Au moment d’écrire ces lignes, Madagascar se retrouve avec un gouvernement non élu et non reconnu pas la communauté internationale. Les sanctions vont probablement tomber et l’argent des bailleurs de fond, qui représente une aide vitale pour le développement du pays, n’arrivera plus.
Une chose sur laquelle il faut réfléchir, c’est que malgré tout ce que nous pouvons critiquer chez nos politiciens canadiens, c’est que nous pouvons les choisir. Le système n’est pas parfait mais c’est clairement mieux que d’être de simples spectateurs devant une mascarade. Plusieurs pays ont clairement des élections truquées. D’autres se voient sous l’emprise de dictature, au 21e siècle. À l’endroit où je me trouve, le pays a à sa tête un gouvernement non élu avec un président qui, selon la constitution, ne devrait pas être là.

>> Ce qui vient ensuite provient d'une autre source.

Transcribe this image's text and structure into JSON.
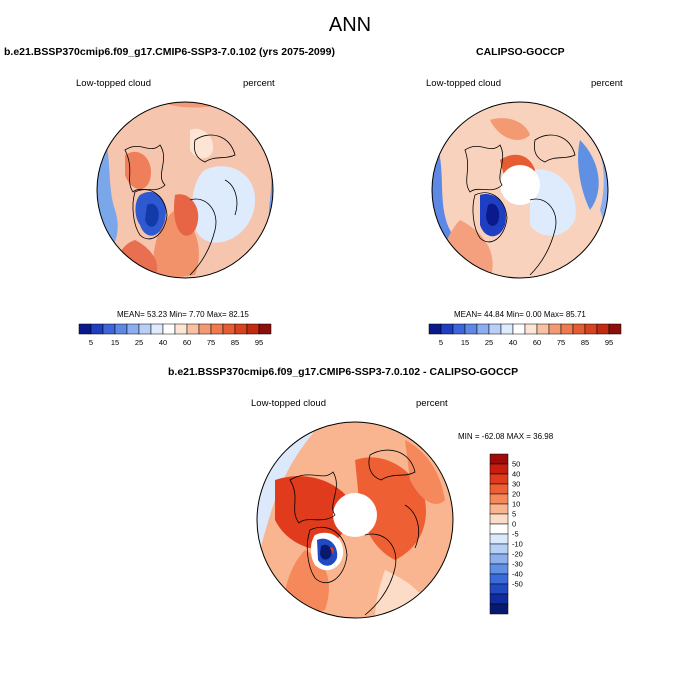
{
  "page_title": "ANN",
  "panels": {
    "model": {
      "title": "b.e21.BSSP370cmip6.f09_g17.CMIP6-SSP3-7.0.102 (yrs 2075-2099)",
      "variable": "Low-topped cloud",
      "units": "percent",
      "stats": "MEAN= 53.23  Min=   7.70  Max=  82.15"
    },
    "obs": {
      "title": "CALIPSO-GOCCP",
      "variable": "Low-topped cloud",
      "units": "percent",
      "stats": "MEAN= 44.84  Min=   0.00  Max=  85.71"
    },
    "diff": {
      "title": "b.e21.BSSP370cmip6.f09_g17.CMIP6-SSP3-7.0.102 - CALIPSO-GOCCP",
      "variable": "Low-topped cloud",
      "units": "percent",
      "stats": "MIN = -62.08 MAX =  36.98"
    }
  },
  "colorbar_main": {
    "labels": [
      "5",
      "15",
      "25",
      "40",
      "60",
      "75",
      "85",
      "95"
    ],
    "colors": [
      "#0a1a8c",
      "#1f3fc2",
      "#3d66db",
      "#5e88e6",
      "#8aaeef",
      "#b8d0f7",
      "#deebfc",
      "#ffffff",
      "#fde5d6",
      "#f9c0a2",
      "#f49a73",
      "#ee7a4e",
      "#e65c33",
      "#d8421e",
      "#c22a12",
      "#8b0f0a"
    ]
  },
  "colorbar_diff": {
    "labels": [
      "50",
      "40",
      "30",
      "20",
      "10",
      "5",
      "0",
      "-5",
      "-10",
      "-20",
      "-30",
      "-40",
      "-50"
    ],
    "colors": [
      "#9b0d0d",
      "#c81e0f",
      "#e03b1c",
      "#ee5f33",
      "#f5895c",
      "#f9b590",
      "#fcdcc6",
      "#ffffff",
      "#dce9fb",
      "#b5cff5",
      "#8cb0ee",
      "#6090e4",
      "#3b6bd8",
      "#2149c2",
      "#0f2b9e",
      "#081a70"
    ]
  }
}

Crachez aux visages des politiciens canadiens si l’idée de nouvelles élections vous horripile. Moi j’embrasserais la terre sous mes pieds, je louangerais mes compatriotes, j’adulerais mon pays de me donner la chance de m’exprimer en sachant que mon seul vote compte et sera respecté comme tel. Je crierais sur les toits d’être l’homme le plus chanceux sur terre de pouvoir envoyer chier n’importe quel décideur sans avoir peur pour ma vie. Chaque élection est un cadeau de la société moderne, celle qui veut que le droit humain prime, que notre bien être personnel passe inévitablement par celui des autres.

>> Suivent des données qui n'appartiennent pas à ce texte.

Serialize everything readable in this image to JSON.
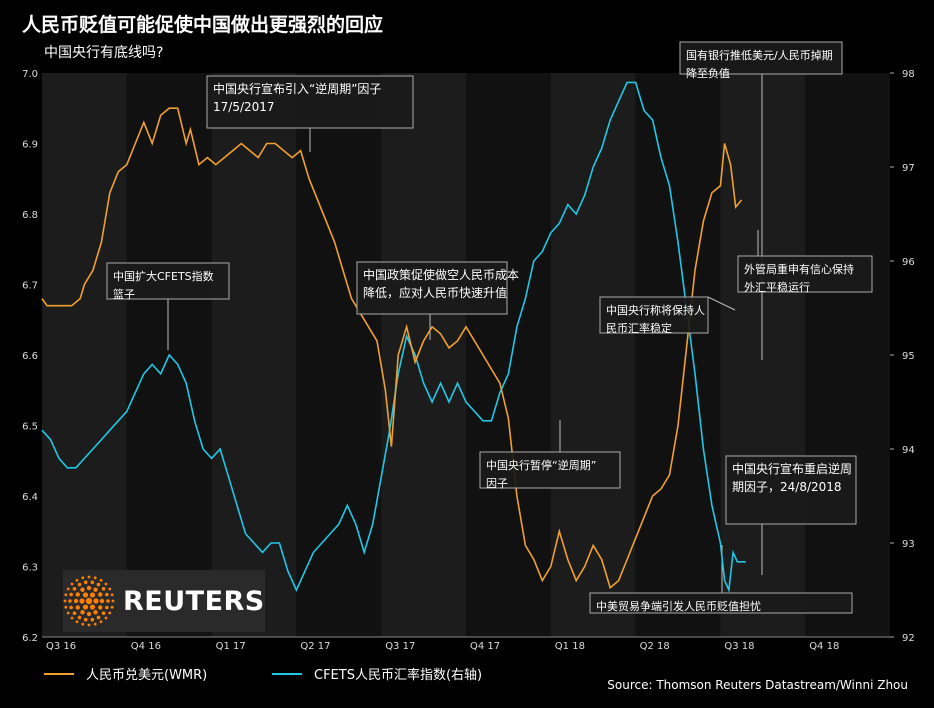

Si élections il y a, prenez le temps de faire la file, aller vous emmerder quelque minutes, même deux heures s’il le faut. Prenez votre bulletin de vote, choisissez celui que vous voulez en rendant grâce à la vie qu’aucun militaire ne se trouve à la porte en vous suggérant, pointe au visage, un choix qui n’est pas le votre. N’en choisissez pas si vous ne le voulais pas, faites un dessin, rendez honneur à ce petit bout de papier qui, à lui seul, vous rend égale devant tout autre. Rentrez à la maison et admirer votre quartier, celui là même qui ne sera pas saccagé par les perdants, ceux-ci reconnaissant la défaite. Badinez devant les mauvaises décisions du nouveau gouvernement, dans 4 ans, vous pourrez en choisir un autre. N’oubliez pas de vivre heureux car un vert ou un rouge de posera pas de bombe à votre porte parce que vous être bleu ou orange.
Surtout, soyez soulagés que seule la maladie, à forte chance, vous mènera au trépas.